The idea that Google was industry leading on non-batch loads in 2013 seems wrong to me. They were not selling those services then, so they did not have a positive profit motive to optimize that usage (only a motivation to cut costs, which I'm told is not nearly as effective). Amazon has had that motivation (and necessity with their non-existent margins in every other part of their business) for long enough to actually accomplish something.

parasubvert 11 years ago | |

at Google's scale, one doesn't need a lot of incentive to improve utilization. Every IT shop has wanted the cost reduction of improved utilization since the dawn of the PC era.

The difference is in process. Google's approach to workload placement is automated by software, driven by engineering decisions and data.

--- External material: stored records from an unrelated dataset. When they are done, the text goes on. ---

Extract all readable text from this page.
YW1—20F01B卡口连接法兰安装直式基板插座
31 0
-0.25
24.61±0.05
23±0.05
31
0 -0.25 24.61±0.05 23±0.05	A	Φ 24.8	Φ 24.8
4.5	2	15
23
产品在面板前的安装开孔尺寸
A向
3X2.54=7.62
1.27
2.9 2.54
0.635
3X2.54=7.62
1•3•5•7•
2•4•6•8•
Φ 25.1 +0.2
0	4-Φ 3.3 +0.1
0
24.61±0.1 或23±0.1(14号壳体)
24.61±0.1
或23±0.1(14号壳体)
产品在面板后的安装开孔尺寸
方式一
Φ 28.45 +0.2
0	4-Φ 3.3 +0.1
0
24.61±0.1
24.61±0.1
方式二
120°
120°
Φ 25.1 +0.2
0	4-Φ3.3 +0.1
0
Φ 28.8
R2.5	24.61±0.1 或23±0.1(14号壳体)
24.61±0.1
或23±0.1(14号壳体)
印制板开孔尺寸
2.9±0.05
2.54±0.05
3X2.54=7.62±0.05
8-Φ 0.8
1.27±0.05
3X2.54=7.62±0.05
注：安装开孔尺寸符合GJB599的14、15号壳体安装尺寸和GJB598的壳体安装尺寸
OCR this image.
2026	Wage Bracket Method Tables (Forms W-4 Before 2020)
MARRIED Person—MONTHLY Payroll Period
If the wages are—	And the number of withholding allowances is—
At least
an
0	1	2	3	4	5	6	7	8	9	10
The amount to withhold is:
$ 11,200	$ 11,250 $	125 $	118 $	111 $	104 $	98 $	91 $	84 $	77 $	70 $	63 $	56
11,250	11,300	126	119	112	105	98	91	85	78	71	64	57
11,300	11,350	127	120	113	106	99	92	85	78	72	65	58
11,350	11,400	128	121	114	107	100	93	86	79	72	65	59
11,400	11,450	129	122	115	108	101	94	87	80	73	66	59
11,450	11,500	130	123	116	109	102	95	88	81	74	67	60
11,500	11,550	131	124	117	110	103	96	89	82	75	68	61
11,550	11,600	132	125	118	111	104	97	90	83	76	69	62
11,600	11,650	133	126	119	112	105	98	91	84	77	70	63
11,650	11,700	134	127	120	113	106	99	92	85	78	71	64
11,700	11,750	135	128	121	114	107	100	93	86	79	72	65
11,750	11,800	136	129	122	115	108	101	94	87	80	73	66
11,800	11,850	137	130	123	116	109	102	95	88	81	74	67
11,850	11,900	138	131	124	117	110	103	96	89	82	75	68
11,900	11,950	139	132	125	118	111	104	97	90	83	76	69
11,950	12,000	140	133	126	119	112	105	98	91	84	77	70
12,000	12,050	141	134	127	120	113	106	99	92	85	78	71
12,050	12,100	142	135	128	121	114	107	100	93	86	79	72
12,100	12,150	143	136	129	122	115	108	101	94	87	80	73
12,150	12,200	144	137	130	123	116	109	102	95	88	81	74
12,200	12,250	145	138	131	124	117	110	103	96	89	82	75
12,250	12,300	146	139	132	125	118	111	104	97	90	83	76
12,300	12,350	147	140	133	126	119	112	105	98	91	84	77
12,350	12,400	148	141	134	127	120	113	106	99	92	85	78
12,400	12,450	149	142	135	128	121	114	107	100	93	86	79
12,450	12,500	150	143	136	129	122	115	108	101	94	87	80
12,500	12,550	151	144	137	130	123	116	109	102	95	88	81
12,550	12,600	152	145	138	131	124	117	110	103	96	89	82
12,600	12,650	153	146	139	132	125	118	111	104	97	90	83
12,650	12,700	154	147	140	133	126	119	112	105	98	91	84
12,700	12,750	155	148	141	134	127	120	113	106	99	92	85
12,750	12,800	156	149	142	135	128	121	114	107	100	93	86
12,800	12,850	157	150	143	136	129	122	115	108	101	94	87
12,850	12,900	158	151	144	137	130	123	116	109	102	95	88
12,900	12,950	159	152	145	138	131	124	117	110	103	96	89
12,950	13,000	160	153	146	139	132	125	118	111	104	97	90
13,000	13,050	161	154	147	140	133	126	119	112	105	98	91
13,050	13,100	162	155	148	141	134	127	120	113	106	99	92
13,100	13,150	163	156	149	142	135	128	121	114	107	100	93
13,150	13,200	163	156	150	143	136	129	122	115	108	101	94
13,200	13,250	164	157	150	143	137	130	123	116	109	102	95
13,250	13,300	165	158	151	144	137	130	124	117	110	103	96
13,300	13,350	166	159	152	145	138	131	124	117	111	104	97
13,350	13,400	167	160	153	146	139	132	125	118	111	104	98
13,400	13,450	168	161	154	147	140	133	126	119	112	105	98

Many IT shops' placement is political (new servers = new capital = power).

LamaOfRuin 11 years ago | | |

At Google's scale you need more much incentive to get anything done. This is even more true when it is something that will touch every division, product, and service.

What every IT shop wants doesn't necessarily relate in any straightforward way to what any IT shop invests resources in getting. Every IT shop prioritizes many other things above utilization (and are right to do so).

All decisions, engineering or otherwise, are political. Different environments involve different politics, but it's all still politics.

cm2187 11 years ago |

But is average utilisation the right metric? The work day is only like 8-10 hours, I would expect many corporate infrastructures to be only active during that period. Plus you don't size your infrastructure to a typical workload, you size it to be able to accommodate higher than usual peak workload otherwise you will be down at the busiest period.

dsr_ 11 years ago |

Which of these hypothetical situations is more realistic?

CEO: "I see that we had 99.994% uptime for the last six months, and we came in very close to the forecasted budget. Well done, engineers!"

CEO: "I see that we had 99.9% efficient usage for the last six months, and we reduced our budget. Well done, engineers!"

Neither scenario is realistic, of course. Uptime is nice and efficiency is nice and budgets are nice, but what the CEO is actually interested in is:

VP Customer Support: "Our satisfaction rate is up, call quality metrics are great. I looked over the call stats and it looks like we're no longer getting complaints about performance or unreachability."

parasubvert 11 years ago | |

I've worked with the executives of some large banks, telecoms, and transportation companies. The CEO and board generally only has held the IT team accountable to budgetary performance and risk (uptime, intrusion, regulatory) metrics. The only IT impact on customer sat is uptime, by the traditional view.

One bank IT group I know that reports on uptime to their business partners relative to operating expense, prints the charts and graphs on plotter paper weekly and posts them in the cafeteria. Most of their bonus is directly tied to those numbers. So, "cut costs and keep me up".

Delivery IT groups are very rarely measured by customer satisfaction, they're measured by project and budget performance to baseline (on time, on budget, etc). Customer sat is the responsibility of the business partners that drive the requirements, programs, etc.

This this effective? Not really. If they recognized Lean product development principles they'd incentivize everything by end-to-end cost of delay first, and risk reduction second.

otterley 11 years ago | |

Unfortunately it's usually some layer of middle management that is charged with making the infrastructure capacity planning decisions, and their performance is often measured by different metrics than those that the CEO cares about. Diverging incentives lead to absurd outcomes.